Mais les Sages sont en désaccord: il ne peut pas vraiment le faire, car s'il agit ainsi, la malédiction de "Mi chepara" s'appliquera à lui. Rabbi Yehouda répond: en effet, mais au bout du compte, il a le pouvoir de le faire, et puisqu'il en a le pouvoir, c'est ce qu'il avait l'intention de faire dès le départ. C'est le cœur du débat: lorsqu'il a dit "j'achète maintenant à un prix fixe et je te donne cent dollars pour dix gallons d'huile", cela sous-entend que si le prix change en sa faveur, il demandera le meilleur prix, et sinon, il réclamera son argent.

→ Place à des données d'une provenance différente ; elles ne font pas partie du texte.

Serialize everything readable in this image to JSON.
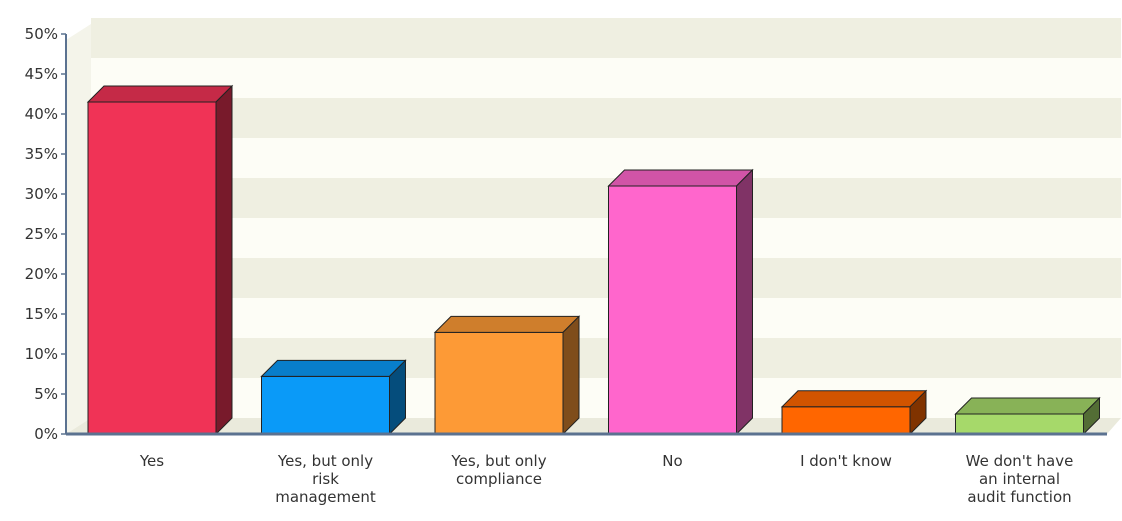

En revanche, le Tanna Kamma pense, et telle est la Halakha, qu'il n'en est pas ainsi: celui qui n'a pas explicitement posé cette condition n'a pas droit au meilleur prix, et s'il tente d'agir ainsi, il récupérera certes son argent, mais s'exposera au "Mi chepara".

En résumé: dans cette Michna, nous avons appris les paramètres de l'interdiction de fixer un prix sur les produits agricoles et les deux conditions qui le permettent - "yech lo", signifiant que la marchandise est en possession du vendeur, et "yatsa hachaar", signifiant que le prix est fixé et connu et que la marchandise est disponible. Nous avons vu la règle de "haya hou tekhila lakotsrim" et la limite des travaux - un manque d'un ou deux travaux seulement; ainsi que les exemples de la Michna: la cuve de raisins, le pressoir d'olives, les boules d'argile du potier et la chaux dès qu'on l'a enfournée. Nous avons examiné la controverse des Tannaïm concernant la fixation d'un prix sur le fumier, où la Halakha suit le Tanna Kamma, et la loi de ouposek imo kechaar hagavoha ainsi que le débat entre Rabbi Yehouda et le Tanna Kamma sur la question de savoir si l'acheteur doit le stipuler explicitement.